Messy postmortem

An excellent podcast takes a look at Rogue One and Solo’s troubled productions

Messy postmortem
Image: Andrew Liptak

In December of 2015, I left my job at Norwich University and struck out as a freelance writer. It was a bit of a terrifying leap: I'd worked for six months at io9 as their weekend editor, and in June of 2016, I went from freelancing to full time editing at The Verge. My focus was on popular culture, and it was an exciting time to be covering film and TV: it was the moment that Disney was releasing its first Star Wars films. The Force Awakens came out in December 2015, and the first standalone film, Rogue One hit theaters a year later.

Rogue One had a famously convoluted production: in the summer of 2016, just as the publicity campaign for the film was heating up, news was breaking that Lucasfilm wasn't terribly happy with what director Gareth Edwards had shot, and was making some serious efforts to reshoot and retool the film.
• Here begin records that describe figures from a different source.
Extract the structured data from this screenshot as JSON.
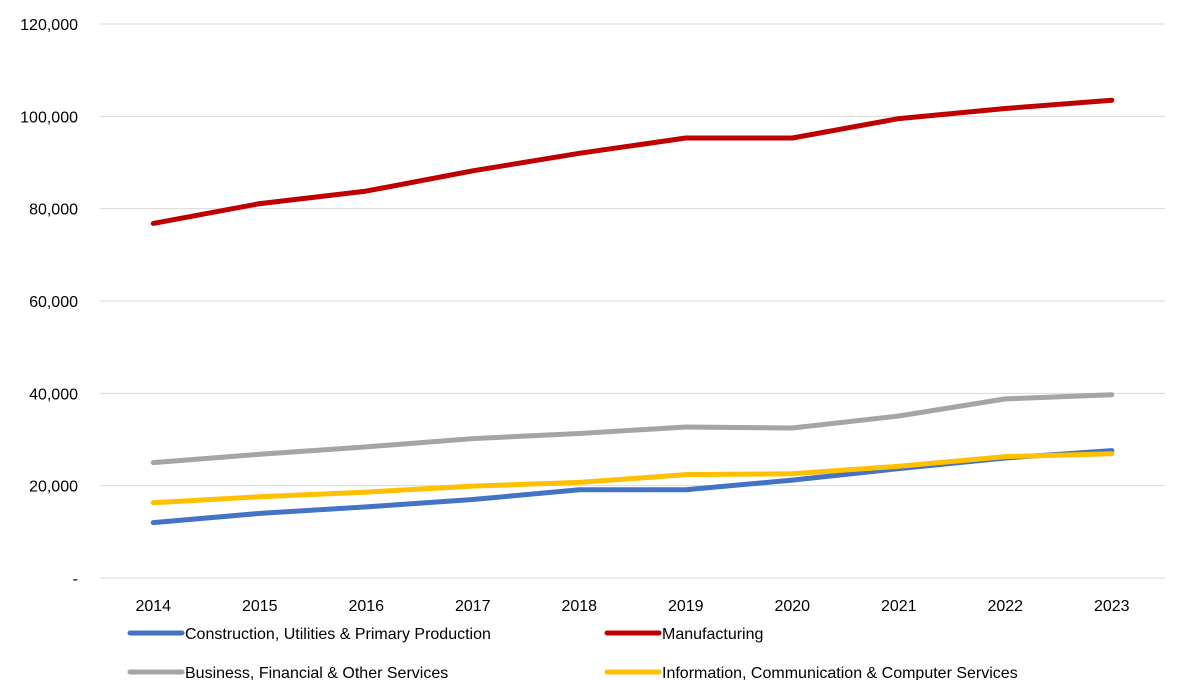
{
  "chart_data": {
    "type": "line",
    "title": "",
    "xlabel": "",
    "ylabel": "",
    "categories": [
      "2014",
      "2015",
      "2016",
      "2017",
      "2018",
      "2019",
      "2020",
      "2021",
      "2022",
      "2023"
    ],
    "ylim": [
      0,
      120000
    ],
    "yticks": [
      {
        "value": 0,
        "label": "-"
      },
      {
        "value": 20000,
        "label": "20,000"
      },
      {
        "value": 40000,
        "label": "40,000"
      },
      {
        "value": 60000,
        "label": "60,000"
      },
      {
        "value": 80000,
        "label": "80,000"
      },
      {
        "value": 100000,
        "label": "100,000"
      },
      {
        "value": 120000,
        "label": "120,000"
      }
    ],
    "grid": true,
    "legend_position": "bottom",
    "series": [
      {
        "name": "Construction, Utilities & Primary Production",
        "color": "#4472C4",
        "values": [
          12000,
          14000,
          15400,
          17000,
          19100,
          19100,
          21200,
          23700,
          26000,
          27600
        ]
      },
      {
        "name": "Manufacturing",
        "color": "#C00000",
        "values": [
          76800,
          81100,
          83800,
          88200,
          92000,
          95300,
          95300,
          99500,
          101700,
          103500
        ]
      },
      {
        "name": "Business, Financial & Other Services",
        "color": "#A5A5A5",
        "values": [
          25000,
          26800,
          28400,
          30200,
          31300,
          32700,
          32500,
          35100,
          38800,
          39700
        ]
      },
      {
        "name": "Information, Communication & Computer Services",
        "color": "#FFC000",
        "values": [
          16300,
          17600,
          18600,
          19900,
          20700,
          22400,
          22600,
          24200,
          26300,
          26900
        ]
      }
    ]
  }
}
Ultimately, they brought in Tony Gilroy to do some rewriting and oversee the reshoots. Sitting behind the news desk, we saw some evidence of that: what we'd seen in the film's trailers was significantly different from what ended up getting released in theaters.

After the film's release in December 2016, bits and pieces of that story came out: Edwards' style as a director was a bit too chaotic and while they had a lot of footage, the story really wasn't coming together in a satisfactory way. Lucasfilm brought in Gilroy, who later cast a pretty dire picture for what that original cut of the film was.
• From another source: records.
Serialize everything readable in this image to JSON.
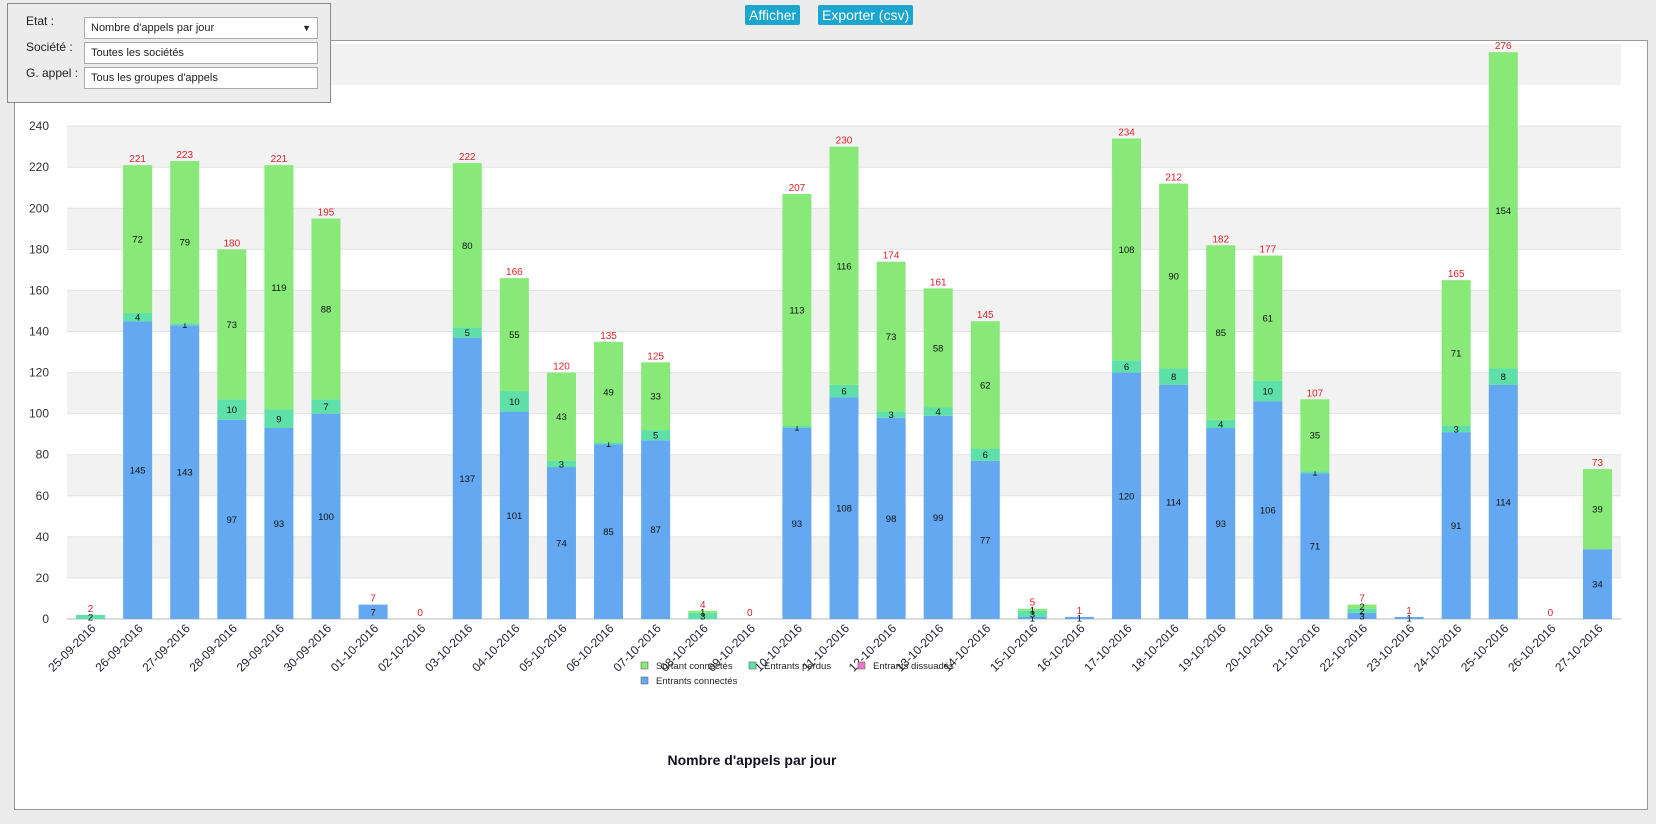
{
  "toolbar": {
    "display_label": "Afficher",
    "export_label": "Exporter (csv)"
  },
  "filters": {
    "etat_label": "Etat :",
    "etat_value": "Nombre d'appels par jour",
    "societe_label": "Société :",
    "societe_value": "Toutes les sociétés",
    "groupe_label": "G. appel :",
    "groupe_value": "Tous les groupes d'appels"
  },
  "chart_data": {
    "type": "bar",
    "stacked": true,
    "title": "Nombre d'appels par jour",
    "ylim": [
      0,
      280
    ],
    "yticks": [
      0,
      20,
      40,
      60,
      80,
      100,
      120,
      140,
      160,
      180,
      200,
      220,
      240
    ],
    "grid": true,
    "legend_position": "bottom",
    "categories": [
      "25-09-2016",
      "26-09-2016",
      "27-09-2016",
      "28-09-2016",
      "29-09-2016",
      "30-09-2016",
      "01-10-2016",
      "02-10-2016",
      "03-10-2016",
      "04-10-2016",
      "05-10-2016",
      "06-10-2016",
      "07-10-2016",
      "08-10-2016",
      "09-10-2016",
      "10-10-2016",
      "11-10-2016",
      "12-10-2016",
      "13-10-2016",
      "14-10-2016",
      "15-10-2016",
      "16-10-2016",
      "17-10-2016",
      "18-10-2016",
      "19-10-2016",
      "20-10-2016",
      "21-10-2016",
      "22-10-2016",
      "23-10-2016",
      "24-10-2016",
      "25-10-2016",
      "26-10-2016",
      "27-10-2016"
    ],
    "series": [
      {
        "name": "Entrants connectés",
        "color": "#63a8f0",
        "values": [
          0,
          145,
          143,
          97,
          93,
          100,
          7,
          0,
          137,
          101,
          74,
          85,
          87,
          0,
          0,
          93,
          108,
          98,
          99,
          77,
          1,
          1,
          120,
          114,
          93,
          106,
          71,
          3,
          1,
          91,
          114,
          0,
          34
        ]
      },
      {
        "name": "Entrants perdus",
        "color": "#5ee0a8",
        "values": [
          2,
          4,
          1,
          10,
          9,
          7,
          0,
          0,
          5,
          10,
          3,
          1,
          5,
          3,
          0,
          1,
          6,
          3,
          4,
          6,
          3,
          0,
          6,
          8,
          4,
          10,
          1,
          2,
          0,
          3,
          8,
          0,
          0
        ]
      },
      {
        "name": "Sortant connectés",
        "color": "#88e878",
        "values": [
          0,
          72,
          79,
          73,
          119,
          88,
          0,
          0,
          80,
          55,
          43,
          49,
          33,
          1,
          0,
          113,
          116,
          73,
          58,
          62,
          1,
          0,
          108,
          90,
          85,
          61,
          35,
          2,
          0,
          71,
          154,
          0,
          39
        ]
      },
      {
        "name": "Entrants dissuadés",
        "color": "#e878c8",
        "values": [
          0,
          0,
          0,
          0,
          0,
          0,
          0,
          0,
          0,
          0,
          0,
          0,
          0,
          0,
          0,
          0,
          0,
          0,
          0,
          0,
          0,
          0,
          0,
          0,
          0,
          0,
          0,
          0,
          0,
          0,
          0,
          0,
          0
        ]
      }
    ],
    "totals": [
      2,
      221,
      223,
      180,
      221,
      195,
      7,
      0,
      222,
      166,
      120,
      135,
      125,
      4,
      0,
      207,
      230,
      174,
      161,
      145,
      5,
      1,
      234,
      212,
      182,
      177,
      107,
      7,
      1,
      165,
      276,
      0,
      73
    ]
  }
}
I've never really seen a good post-mortem of the film though, and that's why I was thrilled to come across a podcast that came out back in June 2022 called Going Rogue, (h/t to Mark S. in the TO Slack channel for digging it up!) which pretty much lays out the story of how Rogue One came to be and struggled its way through production.

‎Going Rogue: Going Rogue I: The Pitch on Apple Podcasts
‎Show Going Rogue, Ep Going Rogue I: The Pitch - Jul 24, 2022

I have a high bar for skepticism when it comes to internet-generated reactions to Star Wars stuff, but this particular production and host Tansy Gardam seems to have done a lot of research, going through public interviews that the film's crew gave and what could be gleaned from books like The Art of Rogue One. This particular season is six episodes, covering how the film was pitched by ILM Chief creative officer John Knoll, how the script came together, how Edwards shot it, the editing process, the reshoots, and release.
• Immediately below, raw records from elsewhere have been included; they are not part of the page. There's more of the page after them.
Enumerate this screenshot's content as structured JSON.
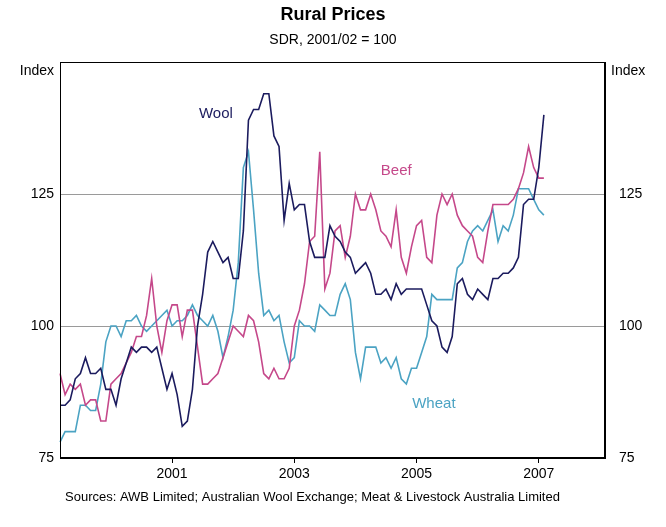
{
  "chart_data": {
    "type": "line",
    "title": "Rural Prices",
    "subtitle": "SDR, 2001/02 = 100",
    "y_label": "Index",
    "source": "Sources: AWB Limited; Australian Wool Exchange; Meat & Livestock Australia Limited",
    "categories": [
      null,
      null,
      null,
      null,
      null,
      null,
      null,
      null,
      null,
      null,
      null,
      null,
      null,
      null,
      null,
      null,
      null,
      null,
      null,
      null,
      null,
      null,
      "2001",
      null,
      null,
      null,
      null,
      null,
      null,
      null,
      null,
      null,
      null,
      null,
      null,
      null,
      null,
      null,
      null,
      null,
      null,
      null,
      null,
      null,
      null,
      null,
      "2003",
      null,
      null,
      null,
      null,
      null,
      null,
      null,
      null,
      null,
      null,
      null,
      null,
      null,
      null,
      null,
      null,
      null,
      null,
      null,
      null,
      null,
      null,
      null,
      "2005",
      null,
      null,
      null,
      null,
      null,
      null,
      null,
      null,
      null,
      null,
      null,
      null,
      null,
      null,
      null,
      null,
      null,
      null,
      null,
      null,
      null,
      null,
      null,
      "2007",
      null,
      null,
      null,
      null,
      null,
      null,
      null,
      null,
      null,
      null,
      null,
      null,
      null
    ],
    "series": [
      {
        "name": "Wool",
        "color": "#1b1b5e",
        "values": [
          85,
          85,
          86,
          90,
          91,
          94,
          91,
          91,
          92,
          88,
          88,
          85,
          90,
          93,
          96,
          95,
          96,
          96,
          95,
          96,
          92,
          88,
          91,
          87,
          81,
          82,
          88,
          100,
          106,
          114,
          116,
          114,
          112,
          113,
          109,
          109,
          118,
          139,
          141,
          141,
          144,
          144,
          136,
          134,
          120,
          127,
          122,
          123,
          123,
          116,
          113,
          113,
          113,
          119,
          117,
          116,
          114,
          113,
          110,
          111,
          112,
          110,
          106,
          106,
          107,
          105,
          108,
          106,
          107,
          107,
          107,
          107,
          104,
          101,
          100,
          96,
          95,
          98,
          108,
          109,
          106,
          105,
          107,
          106,
          105,
          109,
          109,
          110,
          110,
          111,
          113,
          123,
          124,
          124,
          130,
          140,
          null,
          null,
          null,
          null,
          null,
          null,
          null,
          null,
          null,
          null,
          null,
          null
        ]
      },
      {
        "name": "Beef",
        "color": "#c5488a",
        "values": [
          91,
          87,
          89,
          88,
          89,
          85,
          86,
          86,
          82,
          82,
          89,
          90,
          91,
          93,
          95,
          98,
          98,
          102,
          109,
          100,
          95,
          101,
          104,
          104,
          98,
          103,
          103,
          96,
          89,
          89,
          90,
          91,
          94,
          97,
          100,
          99,
          98,
          102,
          101,
          97,
          91,
          90,
          92,
          90,
          90,
          92,
          100,
          103,
          108,
          116,
          117,
          133,
          107,
          110,
          118,
          119,
          113,
          117,
          125,
          122,
          122,
          125,
          122,
          118,
          117,
          115,
          122,
          113,
          110,
          115,
          119,
          120,
          113,
          112,
          121,
          125,
          123,
          125,
          121,
          119,
          118,
          117,
          113,
          112,
          118,
          123,
          123,
          123,
          123,
          124,
          126,
          129,
          134,
          130,
          128,
          128,
          null,
          null,
          null,
          null,
          null,
          null,
          null,
          null,
          null,
          null,
          null,
          null
        ]
      },
      {
        "name": "Wheat",
        "color": "#4ba3c3",
        "values": [
          78,
          80,
          80,
          80,
          85,
          85,
          84,
          84,
          89,
          97,
          100,
          100,
          98,
          101,
          101,
          102,
          100,
          99,
          100,
          101,
          102,
          103,
          100,
          101,
          101,
          102,
          104,
          102,
          101,
          100,
          102,
          99,
          94,
          98,
          103,
          112,
          130,
          133,
          122,
          110,
          102,
          103,
          101,
          102,
          97,
          93,
          94,
          101,
          100,
          100,
          99,
          104,
          103,
          102,
          102,
          106,
          108,
          105,
          95,
          90,
          96,
          96,
          96,
          93,
          94,
          92,
          94,
          90,
          89,
          92,
          92,
          95,
          98,
          106,
          105,
          105,
          105,
          105,
          111,
          112,
          116,
          118,
          119,
          118,
          120,
          122,
          116,
          119,
          118,
          121,
          126,
          126,
          126,
          124,
          122,
          121,
          null,
          null,
          null,
          null,
          null,
          null,
          null,
          null,
          null,
          null,
          null,
          null
        ]
      }
    ],
    "ylim": [
      75,
      150
    ],
    "yticks": [
      75,
      100,
      125
    ],
    "grid": true
  }
}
The result is a pretty fascinating picture of how this film came together. Gardam editorializes a little more than I would have in something like this, but she throws in a lot of good context for how Rogue One sits in alongside the productions of other Star Wars films. I'm reminded quite a bit of the book I read recently about the MCU and how that came together and it reinforces a useful lesson: blockbusters are messy, collaborative processes, and there's a lot of improvisation and making-it-up-as-you-go filmmaking that means the film studios set out to make is a bit different from what they finish with.

I’ve spoken a lot about Rogue One, but Gardam returned for a second, four-episode season that looks at the issues with Solo, the next standalone film and why that went off the rails. This one’s a little more straight-forward: issues between the directors Phil Lord and Chris Miller and writers Jonathan and Lawrence Kasdan over their filming style, the tone of the film they were working on, and how they were wildly diverging from the screenplay. Like the first season, it’s an excellent look into how a film is made.

All in all, the show is a really interesting listen.